Intelligence cannot be directly observed, but yet we still judge how smart someone may be within moments of meeting. While you may think the best way to make a good impression is through witty, enthralling speech, a recent study has found evidence to suggest your intelligence is best conveyed not in what you say but in how you say it.

For the study, which is currently published in the Journal Psychological Science, a team of researchers from the University of Chicago videotaped MBA students while they were giving pitches. They then had prospective employers or professional recruiters either watch the video, listen to an audio of the speech, or simply read a transcript. Results showed the voice of the students had the biggest influence in whether or not they were hired, and adding video to the audio did not at all affect the students' evaluations.

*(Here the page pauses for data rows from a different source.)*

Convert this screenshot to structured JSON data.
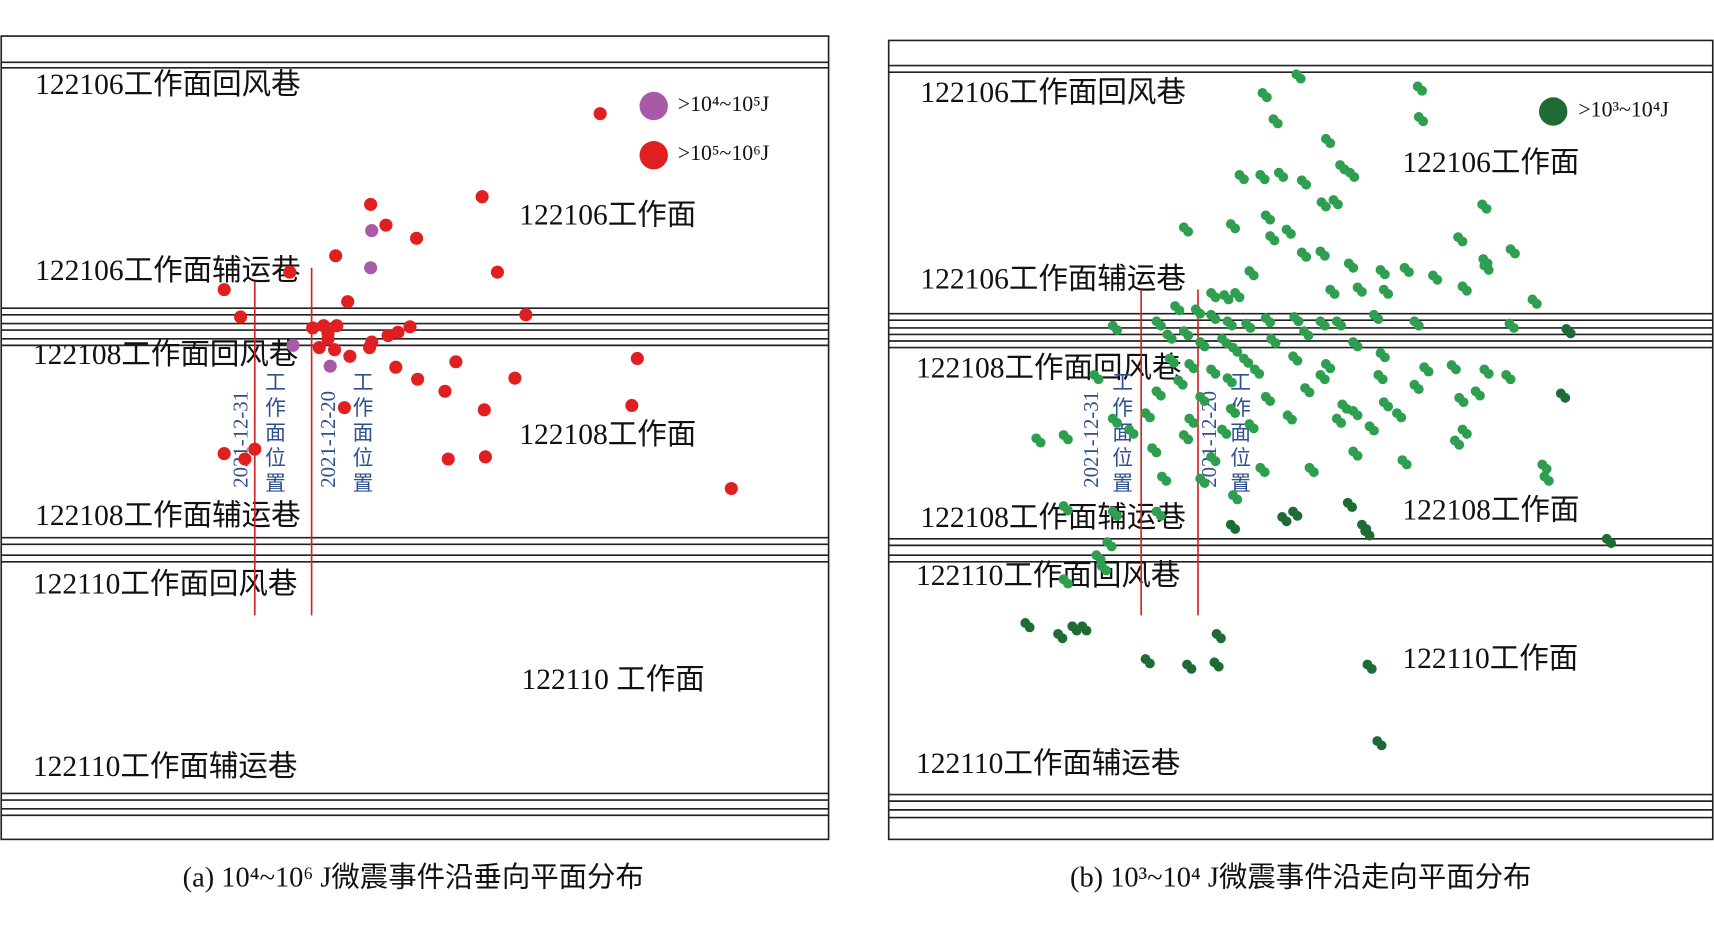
{
  "panels": [
    {
      "labels": [
        "122106工作面回风巷",
        "122106工作面",
        "122106工作面辅运巷",
        "122108工作面回风巷",
        "122108工作面",
        "122108工作面辅运巷",
        "122110工作面回风巷",
        "122110 工作面",
        "122110工作面辅运巷"
      ],
      "legend": [
        ">10⁴~10⁵J",
        ">10⁵~10⁶J"
      ],
      "date_markers": [
        {
          "date": "2021-12-31",
          "label": "工作面位置"
        },
        {
          "date": "2021-12-20",
          "label": "工作面位置"
        }
      ],
      "caption": "(a) 10⁴~10⁶ J微震事件沿垂向平面分布"
    },
    {
      "labels": [
        "122106工作面回风巷",
        "122106工作面",
        "122106工作面辅运巷",
        "122108工作面回风巷",
        "122108工作面辅运巷",
        "122108工作面",
        "122110工作面回风巷",
        "122110工作面",
        "122110工作面辅运巷"
      ],
      "legend": [
        ">10³~10⁴J"
      ],
      "date_markers": [
        {
          "date": "2021-12-31",
          "label": "工作面位置"
        },
        {
          "date": "2021-12-20",
          "label": "工作面位置"
        }
      ],
      "caption": "(b) 10³~10⁴ J微震事件沿走向平面分布"
    }
  ]
}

“What they show is that your intelligence is not necessarily something I can see on your body, but I think it’s a cue that we can pick up or hear in your voice,” explained Nicholas Epley, one of the researchers involved in the study, as reported by Time.

Epley recommends that we can use this data to our benefit, especially when it comes to trying to win over the favor of others and make a good first impression. According to Epley, although most of us may not want to speak out for the fear of appearing stupid, it’s actually the opposite that rings true. He recommends that in contexts such as a job interview, if you ever have the opportunity to speak to someone directly, take it.

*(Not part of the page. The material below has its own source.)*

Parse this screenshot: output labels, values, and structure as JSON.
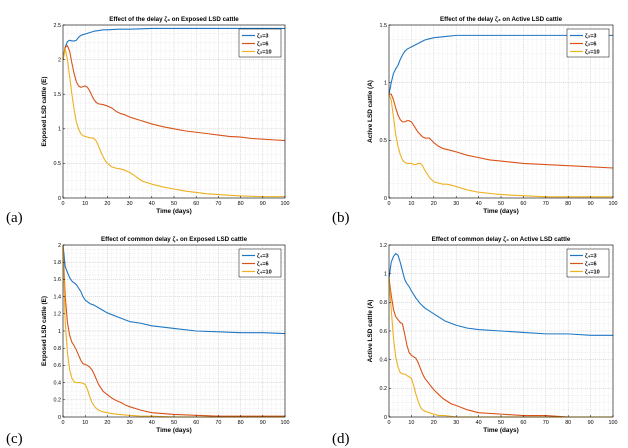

“For conveying one’s intellect, it is important that one’s voice, quite literally, be heard,” the authors wrote.

This link between perceived intelligence and vocal pitch may have even bigger implications in how we understand human social interactions, especially in the new online setting.

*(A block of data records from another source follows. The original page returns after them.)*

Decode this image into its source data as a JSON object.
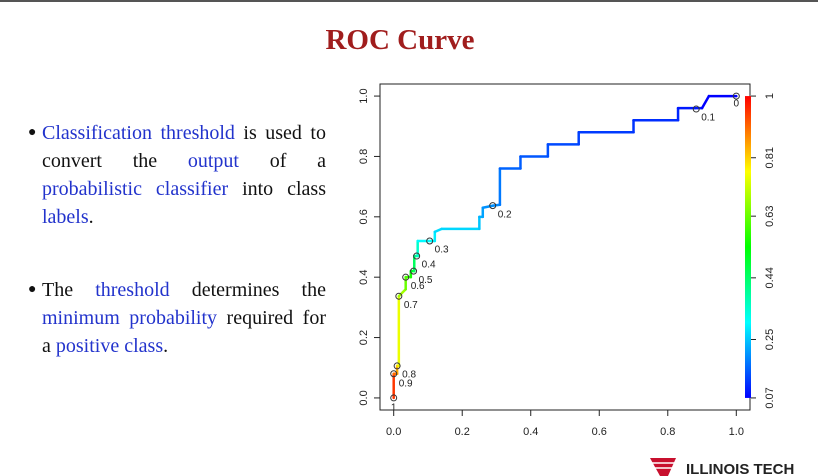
{
  "slide": {
    "title": "ROC Curve",
    "bullets": [
      [
        {
          "text": "Classification threshold",
          "color": "#2233cc"
        },
        {
          "text": " is used to convert the "
        },
        {
          "text": "output",
          "color": "#2233cc"
        },
        {
          "text": " of a "
        },
        {
          "text": "probabilistic classifier",
          "color": "#2233cc"
        },
        {
          "text": " into class "
        },
        {
          "text": "labels",
          "color": "#2233cc"
        },
        {
          "text": "."
        }
      ],
      [
        {
          "text": "The "
        },
        {
          "text": "threshold",
          "color": "#2233cc"
        },
        {
          "text": " determines the "
        },
        {
          "text": "minimum probability",
          "color": "#2233cc"
        },
        {
          "text": " required for a "
        },
        {
          "text": "positive class",
          "color": "#2233cc"
        },
        {
          "text": "."
        }
      ]
    ],
    "logo": "ILLINOIS TECH"
  },
  "chart_data": {
    "type": "line",
    "x": [
      0,
      0,
      0.01,
      0.01,
      0.015,
      0.015,
      0.035,
      0.035,
      0.05,
      0.05,
      0.06,
      0.06,
      0.07,
      0.07,
      0.12,
      0.12,
      0.14,
      0.25,
      0.25,
      0.26,
      0.26,
      0.29,
      0.31,
      0.31,
      0.37,
      0.37,
      0.45,
      0.45,
      0.54,
      0.54,
      0.7,
      0.7,
      0.83,
      0.83,
      0.88,
      0.9,
      0.92,
      1
    ],
    "y": [
      0,
      0.08,
      0.08,
      0.106,
      0.106,
      0.337,
      0.36,
      0.4,
      0.4,
      0.42,
      0.42,
      0.47,
      0.47,
      0.52,
      0.52,
      0.55,
      0.56,
      0.56,
      0.6,
      0.6,
      0.63,
      0.637,
      0.64,
      0.76,
      0.76,
      0.8,
      0.8,
      0.84,
      0.84,
      0.88,
      0.88,
      0.92,
      0.92,
      0.96,
      0.96,
      0.96,
      1,
      1
    ],
    "cutoff_points": {
      "x": [
        0,
        0,
        0.01,
        0.015,
        0.035,
        0.058,
        0.067,
        0.105,
        0.289,
        0.883,
        1
      ],
      "y": [
        0,
        0.08,
        0.106,
        0.337,
        0.4,
        0.42,
        0.47,
        0.52,
        0.637,
        0.957,
        1
      ],
      "cutoffs": [
        1,
        0.9,
        0.8,
        0.7,
        0.6,
        0.5,
        0.4,
        0.3,
        0.2,
        0.1,
        0
      ]
    },
    "xlim": [
      -0.04,
      1.04
    ],
    "ylim": [
      -0.04,
      1.04
    ],
    "xticks": [
      {
        "value": 0,
        "label": "0.0"
      },
      {
        "value": 0.2,
        "label": "0.2"
      },
      {
        "value": 0.4,
        "label": "0.4"
      },
      {
        "value": 0.6,
        "label": "0.6"
      },
      {
        "value": 0.8,
        "label": "0.8"
      },
      {
        "value": 1,
        "label": "1.0"
      }
    ],
    "yticks": [
      {
        "value": 0,
        "label": "0.0"
      },
      {
        "value": 0.2,
        "label": "0.2"
      },
      {
        "value": 0.4,
        "label": "0.4"
      },
      {
        "value": 0.6,
        "label": "0.6"
      },
      {
        "value": 0.8,
        "label": "0.8"
      },
      {
        "value": 1,
        "label": "1.0"
      }
    ],
    "colorbar_lim": [
      0.07,
      1
    ],
    "colorbar_ticks": [
      0.07,
      0.25,
      0.44,
      0.63,
      0.81,
      1
    ],
    "colormap": [
      "#0000ff",
      "#00ffff",
      "#00ff00",
      "#ffff00",
      "#ff0000"
    ]
  }
}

Thanks to advances in technology, more and more human interactions take place in written form rather than verbal. That lack of verbal interaction has disturbed natural ways in which we socialize and has made it harder to judge the intelligence level of strangers. It may also explain why we treat strangers online differently than we do in person.

“I don’t think it’s any accident that people online seem to treat each other as mindless idiots,” Epley said.